Consumer prices rose more than expected in October, while the core index came in cooler than anticipated, in what looks to be a mixed report at first blush.
Core CPI rose 0.157% MoM in October, against expectations for a 0.2% rise. The core index trailed estimates in September as well. The annual gain ticked lower to 2.3%. That too was below consensus. The cool read on core will be a welcome development for those hanging their hats on the Fed maintaining plenty of plausible deniability when it comes to keeping the bar for the resumption of rate hikes much higher than the bar for more cuts which, by all accounts, is pretty low.
The broader gauge, however, rose 0.4% MoM in October, a brisker pace than the 0.3% consensus was looking for.
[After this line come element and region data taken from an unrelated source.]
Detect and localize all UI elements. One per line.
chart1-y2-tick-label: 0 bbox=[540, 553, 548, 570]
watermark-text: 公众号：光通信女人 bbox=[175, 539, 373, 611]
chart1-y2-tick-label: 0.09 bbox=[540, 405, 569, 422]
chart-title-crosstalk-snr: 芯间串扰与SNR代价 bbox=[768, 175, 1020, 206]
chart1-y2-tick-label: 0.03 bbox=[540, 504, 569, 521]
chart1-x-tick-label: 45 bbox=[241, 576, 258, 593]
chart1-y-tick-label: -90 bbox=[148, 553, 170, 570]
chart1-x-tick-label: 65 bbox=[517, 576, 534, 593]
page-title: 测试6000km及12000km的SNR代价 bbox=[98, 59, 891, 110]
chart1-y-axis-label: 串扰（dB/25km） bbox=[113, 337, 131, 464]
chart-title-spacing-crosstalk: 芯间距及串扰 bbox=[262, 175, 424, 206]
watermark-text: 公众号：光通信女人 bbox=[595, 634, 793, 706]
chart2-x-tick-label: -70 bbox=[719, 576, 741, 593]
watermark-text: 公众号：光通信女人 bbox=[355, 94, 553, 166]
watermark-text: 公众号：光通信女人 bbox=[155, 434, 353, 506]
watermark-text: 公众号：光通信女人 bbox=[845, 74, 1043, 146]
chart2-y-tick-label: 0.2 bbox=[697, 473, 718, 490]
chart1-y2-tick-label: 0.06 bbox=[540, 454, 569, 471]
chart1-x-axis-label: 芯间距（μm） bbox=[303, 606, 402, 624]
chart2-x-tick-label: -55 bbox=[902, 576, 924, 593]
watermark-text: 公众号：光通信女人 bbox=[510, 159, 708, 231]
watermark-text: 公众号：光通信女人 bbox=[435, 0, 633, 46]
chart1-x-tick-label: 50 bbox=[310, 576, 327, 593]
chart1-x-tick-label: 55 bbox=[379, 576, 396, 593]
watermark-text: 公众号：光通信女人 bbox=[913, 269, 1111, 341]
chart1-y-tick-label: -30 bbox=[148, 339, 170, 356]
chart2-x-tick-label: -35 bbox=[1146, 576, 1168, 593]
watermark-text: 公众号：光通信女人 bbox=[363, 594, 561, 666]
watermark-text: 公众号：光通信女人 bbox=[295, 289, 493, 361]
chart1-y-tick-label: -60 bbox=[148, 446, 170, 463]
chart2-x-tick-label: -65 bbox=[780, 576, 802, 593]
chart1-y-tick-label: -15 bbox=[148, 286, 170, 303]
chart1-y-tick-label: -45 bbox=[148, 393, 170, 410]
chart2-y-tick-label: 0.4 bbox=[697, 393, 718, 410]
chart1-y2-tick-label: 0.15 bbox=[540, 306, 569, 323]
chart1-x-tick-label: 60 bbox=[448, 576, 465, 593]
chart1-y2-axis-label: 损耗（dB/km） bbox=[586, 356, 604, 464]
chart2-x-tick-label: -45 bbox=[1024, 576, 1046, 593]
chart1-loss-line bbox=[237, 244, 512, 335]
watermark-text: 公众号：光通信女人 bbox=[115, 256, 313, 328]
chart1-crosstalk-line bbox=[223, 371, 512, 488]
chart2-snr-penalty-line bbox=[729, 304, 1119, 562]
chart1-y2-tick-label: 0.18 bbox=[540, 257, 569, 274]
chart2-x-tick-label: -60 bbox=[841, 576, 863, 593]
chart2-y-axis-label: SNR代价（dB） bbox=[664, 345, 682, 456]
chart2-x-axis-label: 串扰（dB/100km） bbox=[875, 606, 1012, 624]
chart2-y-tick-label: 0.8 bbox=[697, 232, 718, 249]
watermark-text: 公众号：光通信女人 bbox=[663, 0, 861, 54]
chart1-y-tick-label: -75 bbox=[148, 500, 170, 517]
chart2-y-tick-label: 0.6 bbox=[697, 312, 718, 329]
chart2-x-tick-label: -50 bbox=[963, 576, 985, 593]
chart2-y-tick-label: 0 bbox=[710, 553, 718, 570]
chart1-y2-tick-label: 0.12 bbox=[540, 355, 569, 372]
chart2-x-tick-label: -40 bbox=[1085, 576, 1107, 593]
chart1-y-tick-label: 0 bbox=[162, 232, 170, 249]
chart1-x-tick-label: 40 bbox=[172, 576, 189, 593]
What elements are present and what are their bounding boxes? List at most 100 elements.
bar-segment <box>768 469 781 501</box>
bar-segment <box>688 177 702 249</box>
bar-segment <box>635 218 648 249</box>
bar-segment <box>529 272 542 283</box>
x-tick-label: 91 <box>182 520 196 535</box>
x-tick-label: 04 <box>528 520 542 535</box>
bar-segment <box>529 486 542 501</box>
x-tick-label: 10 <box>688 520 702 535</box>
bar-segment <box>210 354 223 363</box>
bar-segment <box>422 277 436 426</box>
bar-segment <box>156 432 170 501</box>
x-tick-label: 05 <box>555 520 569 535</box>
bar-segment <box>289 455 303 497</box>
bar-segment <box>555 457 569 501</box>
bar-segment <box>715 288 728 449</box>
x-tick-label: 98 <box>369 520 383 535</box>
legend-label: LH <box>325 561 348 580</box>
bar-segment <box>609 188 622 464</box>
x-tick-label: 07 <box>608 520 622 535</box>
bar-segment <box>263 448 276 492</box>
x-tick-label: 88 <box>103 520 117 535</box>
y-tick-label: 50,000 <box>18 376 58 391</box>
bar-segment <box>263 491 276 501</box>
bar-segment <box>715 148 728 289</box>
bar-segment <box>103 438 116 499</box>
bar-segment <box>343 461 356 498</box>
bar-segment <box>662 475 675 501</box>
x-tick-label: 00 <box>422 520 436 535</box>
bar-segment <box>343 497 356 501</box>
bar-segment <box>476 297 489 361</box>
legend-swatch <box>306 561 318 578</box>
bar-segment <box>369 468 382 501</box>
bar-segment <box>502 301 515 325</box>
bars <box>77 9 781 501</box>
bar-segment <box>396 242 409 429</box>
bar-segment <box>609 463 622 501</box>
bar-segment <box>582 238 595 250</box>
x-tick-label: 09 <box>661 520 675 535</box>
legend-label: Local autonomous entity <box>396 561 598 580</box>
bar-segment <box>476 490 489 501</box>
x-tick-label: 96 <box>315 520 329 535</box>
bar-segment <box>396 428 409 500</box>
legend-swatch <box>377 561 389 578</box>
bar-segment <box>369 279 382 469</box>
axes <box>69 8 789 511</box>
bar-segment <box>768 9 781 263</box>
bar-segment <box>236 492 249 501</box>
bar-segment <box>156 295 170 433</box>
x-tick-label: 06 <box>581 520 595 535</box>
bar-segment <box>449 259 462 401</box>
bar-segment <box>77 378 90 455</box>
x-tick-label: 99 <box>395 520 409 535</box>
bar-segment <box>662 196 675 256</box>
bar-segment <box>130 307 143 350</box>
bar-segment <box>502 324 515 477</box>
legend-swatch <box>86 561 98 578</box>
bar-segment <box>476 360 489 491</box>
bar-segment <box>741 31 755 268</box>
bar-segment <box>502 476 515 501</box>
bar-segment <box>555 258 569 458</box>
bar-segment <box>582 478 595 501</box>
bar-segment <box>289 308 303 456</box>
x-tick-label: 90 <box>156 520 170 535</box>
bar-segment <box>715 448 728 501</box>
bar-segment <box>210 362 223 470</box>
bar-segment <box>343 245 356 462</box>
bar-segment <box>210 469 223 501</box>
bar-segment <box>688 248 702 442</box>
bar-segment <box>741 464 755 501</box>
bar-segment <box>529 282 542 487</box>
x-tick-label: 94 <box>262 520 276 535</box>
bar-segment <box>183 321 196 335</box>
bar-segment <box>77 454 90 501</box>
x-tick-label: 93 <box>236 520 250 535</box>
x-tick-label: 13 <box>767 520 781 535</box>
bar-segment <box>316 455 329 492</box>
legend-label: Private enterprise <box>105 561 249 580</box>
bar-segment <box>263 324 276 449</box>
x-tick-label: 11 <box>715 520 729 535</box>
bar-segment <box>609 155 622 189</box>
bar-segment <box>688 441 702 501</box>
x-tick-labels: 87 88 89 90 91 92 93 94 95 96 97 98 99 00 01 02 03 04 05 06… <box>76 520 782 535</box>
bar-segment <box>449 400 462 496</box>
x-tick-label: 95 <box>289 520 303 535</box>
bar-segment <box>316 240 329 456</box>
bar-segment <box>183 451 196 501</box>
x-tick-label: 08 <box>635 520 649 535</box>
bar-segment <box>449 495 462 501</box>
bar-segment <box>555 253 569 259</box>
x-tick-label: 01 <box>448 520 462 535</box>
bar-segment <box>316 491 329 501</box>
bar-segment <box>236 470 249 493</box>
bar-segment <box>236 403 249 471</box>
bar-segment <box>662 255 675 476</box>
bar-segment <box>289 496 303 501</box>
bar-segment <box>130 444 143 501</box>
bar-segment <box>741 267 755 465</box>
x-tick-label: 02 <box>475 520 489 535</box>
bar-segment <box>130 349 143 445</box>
The YoY gain on the headline index was 1.8%, also hotter than expectations.
Wednesday’s CPI data is set to be scrutinized more closely than usual, and not just because yields are on rise (last week, 10-year yields jumped more than 20bps in the US). At the post-FOMC press conference last month, Jerome Powell made it abundantly clear that it would take a rather dramatic spike in inflation to put rate hikes back on the table.
“We would need to see a really significant move up in inflation that’s persistent before we would consider raising rates to address inflation concerns’, Powell remarked.
That appeared to suggest that policymakers are more than happy to tolerate an overshoot.
“Powell attempted to walk back any perceived market ‘hawkishness’ as he effectively signaled a completely ‘asymmetric’ policy going forward, one where it would take ‘significant, persistent’ rise in US inflation before they would ever again be able to consider a rate hike, versus what we already know is a ‘low bar’ to cut”, Nomura’s Charlie McElligott wrote late last month, underscoring the point.
Subdued inflation plays into that narrative and makes it easier for the Fed to justify accommodation despite a generally strong economy. Donald Trump habitually refers to low inflation while excoriating the Powell Fed for not cutting rates faster and deeper.
The Fed is reviewing its policy framework and there’s a vociferous debate (to the extent wonks have “vociferous” discussions) about the proper course going forward as central banks confront persistent undershoots of their price targets despite historically low rates and, in many locales, extreme monetary policy.
Powell will address lawmakers on Wednesday, and a broadly neutral CPI report means he has a blank canvas to paint on. That could be good or bad.